Le chocolatier n'hésite pas à faire état de sa scolarisation dans le cadre de Diwan sur son CV : cela crée, dit-il, de l'empathie lors des entretiens d'embauche. Celui qui a opté pour le journalisme TV reconnaît avoir eu l'opportunité de le faire parce qu'il connaissait le breton (j'en connais quelques autres dans le même cas…) et que sa capacité à communiquer en breton lui facilite parfois la prise de contact lors de reportages. Mais pour la plupart, le breton n'est pas actuellement la langue dans laquelle ils exercent leur activité professionnelle.
Est-il la langue de leur foyer ? Pour ceux qui ont une compagne ou un compagnon, ce ne semble pas être le cas. Faire admettre par leur "conjoint" une si forte proximité avec le breton a parfois été ardu. Deux, si je me souviens bien, ne parlent que le breton à leur enfant, une troisième le fait occasionnellement.

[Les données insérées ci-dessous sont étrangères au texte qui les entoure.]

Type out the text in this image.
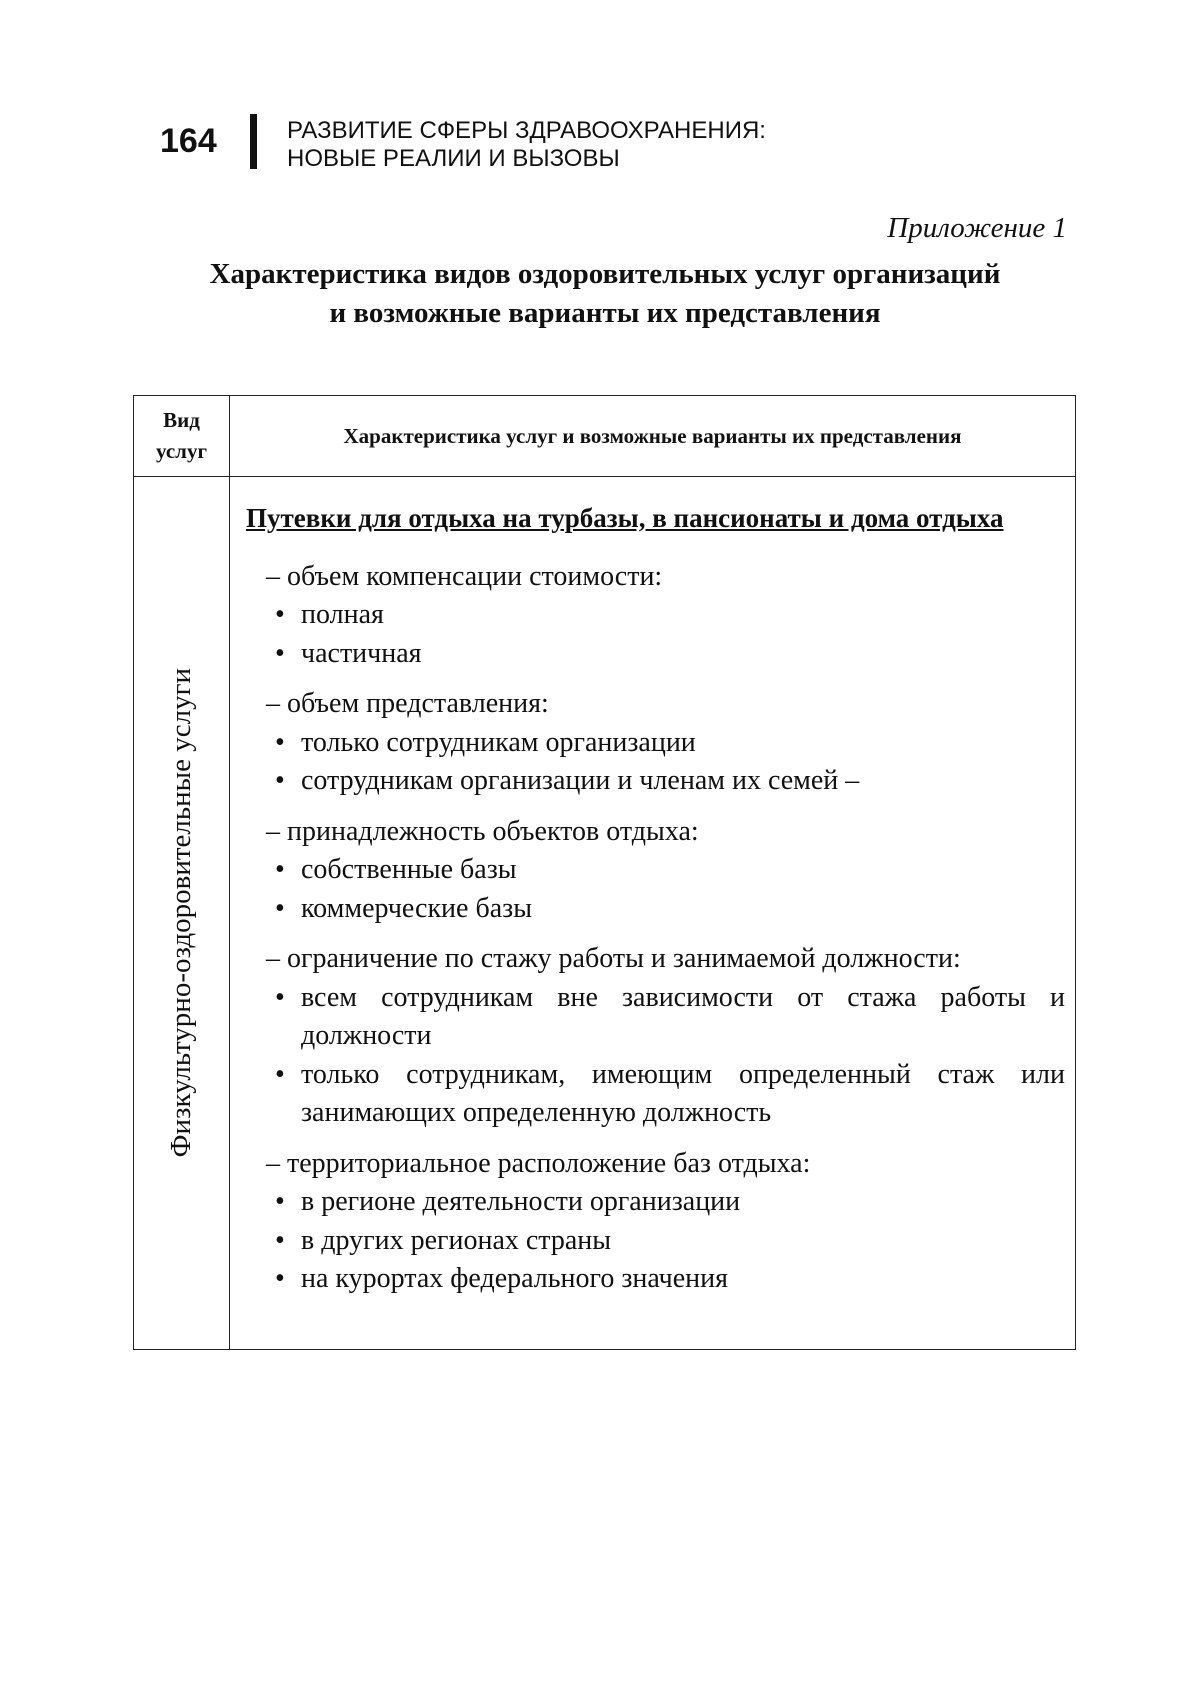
164	РАЗВИТИЕ СФЕРЫ ЗДРАВООХРАНЕНИЯ:
НОВЫЕ РЕАЛИИ И ВЫЗОВЫ
Приложение 1
Характеристика видов оздоровительных услуг организаций
и возможные варианты их представления
Вид
услуг
Характеристика услуг и возможные варианты их представления
Физкультурно-оздоровительные услуги
Путевки для отдыха на турбазы, в пансионаты и дома отдыха
– объем компенсации стоимости:
• полная
• частичная
– объем представления:
• только сотрудникам организации
• сотрудникам организации и членам их семей –
– принадлежность объектов отдыха:
• собственные базы
• коммерческие базы
– ограничение по стажу работы и занимаемой должности:
• всем сотрудникам вне зависимости от стажа работы и должности
• только сотрудникам, имеющим определенный стаж или занимающих определенную должность
– территориальное расположение баз отдыха:
• в регионе деятельности организации
• в других регионах страны
• на курортах федерального значения
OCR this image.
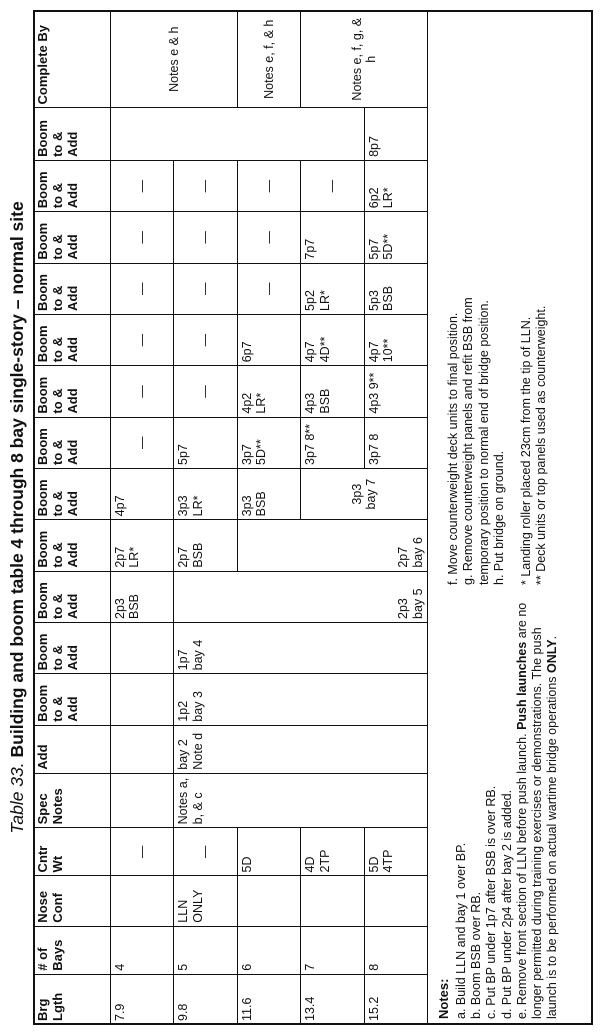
Table 33. Building and boom table 4 through 8 bay single-story – normal site
Brg Lgth	# of Bays	Nose Conf	Cntr Wt	Spec Notes	Add	Boom to & Add	Boom to & Add	Boom to & Add	Boom to & Add	Boom to & Add	Boom to & Add	Boom to & Add	Boom to & Add	Boom to & Add	Boom to & Add	Boom to & Add	Boom to & Add	Complete By
7.9	4		—					2p3 BSB	2p7 LR*	4p7	—	—	—	—	—	—		Notes e & h
9.8	5	LLN ONLY	—	Notes a, b, & c	bay 2 Note d	1p2 bay 3	1p7 bay 4	2p3 bay 5	2p7 BSB	3p3 LR*	5p7	—	—	—	—	—		
11.6	6		5D						2p7 bay 6	3p3 BSB	3p7 5D**	4p2 LR*	6p7	—	—	—		Notes e, f, & h
13.4	7		4D 2TP							3p3 bay 7	3p7 8**	4p3 BSB	4p7 4D**	5p2 LR*	7p7	—		Notes e, f, g, & h
15.2	8		5D 4TP								3p7 8	4p3 9**	4p7 10**	5p3 BSB	5p7 5D**	6p2 LR*	8p7	
Notes: a. Build LLN and bay 1 over BP. b. Boom BSB over RB. c. Put BP under 1p7 after BSB is over RB. d. Put BP under 2p4 after bay 2 is added. e. Remove front section of LLN before push launch. Push launches are no longer permitted during training exercises or demonstrations. The push launch is to be performed on actual wartime bridge operations ONLY.

f. Move counterweight deck units to final position. g. Remove counterweight panels and refit BSB from temporary position to normal end of bridge position. h. Put bridge on ground. * Landing roller placed 23cm from the tip of LLN. ** Deck units or top panels used as counterweight.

Que leur reste-t-il alors du breton ? De toute évidence, une réelle capacité à s'exprimer et à parler de leur moi et du monde en cette langue (même si elle reste assez souvent perfectible en qualité d'expression). Je ne sais pas pour combien d'entre eux le breton n'est pas la langue première. Il a été en tout cas, pour la première fois dans l'histoire, celle de toute la scolarité primaire et secondaire de ces adultes d'aujourd'hui, et si c'est l'école qui leur a ainsi appris le breton, le résultat est là. Ceci étant, ils reconnaissent avoir dû faire délibérément le choix, à un moment donné de leur vie de lycéens, de ne plus échanger entre eux en français : à quoi leur servait-il de poursuivre leur scolarité en breton, si le français était la langue de leurs échanges ? Avoir été un si petit groupe au lycée génère forcément des connivences. Ça crée des liens qui perdurent, puisque les anciens de Diwan ont constitué une amicale du nom de "Diwanet" : sur-jeu de mot signifiant à la fois ceux qui sont passés par Diwan - un mot qui lui-même veut dire germe ou naissance - et ceux qui sont donc "nés" de Diwan.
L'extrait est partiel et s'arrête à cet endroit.